Joe was understandably in good spirits over the decisive win last night. We asked him to reflect on the night and look toward the future.
Indy: Were you surprised by the race being called so early in the night?
Joe: "We were feeling pretty confident that we'd done everything we could, and we did think that the polls didn't really capture the amount of support that we thought we had."
Indy: There were some really tight races last night. What did you think of Michael Bennett's narrow win?
Joe: "I know how hard Senator Bennet worked. He was everywhere, and he was getting more and more aggressive toward the end of the campaign."
Indy: So what's next?
Joe: "I will be co-chairing the transition effort. [A biopartisan committee being put together to choose a cabinet for Hickenlooper and identify key issues.]
Indy: The budget seems like the biggest issue, any early ideas of how you'll deal with that?
Joe: "The budget is going to be a challenge, and the first thing we want to do is sit down with Gov. Ritter and his budget director and go through the budget."
Indy: Is it true Hickenlooper won't move into the governor's mansion?
Joe: "That's a family decision ... John Hickenlooper has a young son and they live in a neighborhood where he has a lot of friends."
Indy: Were you relieved last night learn the "Bad 3" (Amendments 60 and 61 and Proposition 101) failed?
Joe: "Had any of those passed it would have made our job quite a bit harder ... Everybody from both parties, or at least most people, breathed a sigh of relief when those went down."

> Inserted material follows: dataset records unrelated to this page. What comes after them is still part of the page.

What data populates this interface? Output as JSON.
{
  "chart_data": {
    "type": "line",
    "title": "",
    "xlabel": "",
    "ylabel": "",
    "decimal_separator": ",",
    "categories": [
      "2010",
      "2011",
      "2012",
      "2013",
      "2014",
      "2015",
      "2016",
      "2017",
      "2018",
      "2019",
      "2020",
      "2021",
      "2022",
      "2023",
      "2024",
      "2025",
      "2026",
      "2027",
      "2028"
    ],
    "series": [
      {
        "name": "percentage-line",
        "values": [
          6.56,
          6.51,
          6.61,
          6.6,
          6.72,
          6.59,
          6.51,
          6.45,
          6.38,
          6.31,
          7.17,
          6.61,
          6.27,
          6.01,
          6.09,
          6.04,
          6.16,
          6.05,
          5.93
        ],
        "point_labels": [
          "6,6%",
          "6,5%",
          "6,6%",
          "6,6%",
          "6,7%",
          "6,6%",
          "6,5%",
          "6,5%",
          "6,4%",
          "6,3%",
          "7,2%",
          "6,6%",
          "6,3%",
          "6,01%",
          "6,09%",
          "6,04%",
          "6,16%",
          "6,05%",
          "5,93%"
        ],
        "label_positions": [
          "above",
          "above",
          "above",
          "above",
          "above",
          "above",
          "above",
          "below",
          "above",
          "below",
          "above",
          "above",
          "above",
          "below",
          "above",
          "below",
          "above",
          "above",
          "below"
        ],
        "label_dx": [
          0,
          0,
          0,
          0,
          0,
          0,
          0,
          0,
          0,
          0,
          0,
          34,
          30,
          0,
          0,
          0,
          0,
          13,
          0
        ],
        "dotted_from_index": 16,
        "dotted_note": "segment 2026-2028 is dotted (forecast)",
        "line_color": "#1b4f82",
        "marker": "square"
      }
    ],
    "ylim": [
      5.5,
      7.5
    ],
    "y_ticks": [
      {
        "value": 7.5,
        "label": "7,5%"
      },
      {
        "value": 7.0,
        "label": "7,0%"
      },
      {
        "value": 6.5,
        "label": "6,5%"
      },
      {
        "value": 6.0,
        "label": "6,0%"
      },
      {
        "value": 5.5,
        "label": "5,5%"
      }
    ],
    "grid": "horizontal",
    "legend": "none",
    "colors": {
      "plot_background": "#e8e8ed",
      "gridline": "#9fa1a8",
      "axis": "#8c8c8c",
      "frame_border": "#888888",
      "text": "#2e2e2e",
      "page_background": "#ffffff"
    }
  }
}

Indy: You're a Pueblo guy. Were you surprised to see John Salazar lose last night?
Joe: "Certainly I was surprised. I saw how hard John campaigned ... It was clear that there was some backlash against some of the moves made by President Obama with Congress' help."
Indy: What does this election say about the Colorado Democratic Party? Do the big wins for Dems mean the state has gone permanently blue, or do you think this was a lucky break?
Joe: "I think the fact that Democrats — at least some — were able to win in a year where it was difficult to win anywhere in the country says this state is very open minded ... [Also] I don't think this state really supports people who are viewed as extreme on the left or the right."
Indy: You've said that John Hickenlooper was successful in the election because he got support from both liberals and conservatives. But it seems like it will be difficult to keep everyone happy as he runs the state.
Joe: "It's a problem for everyone who's elected because you can't please everyone ... But even if people don't agree with [Hickenlooper], they understand his reasoning."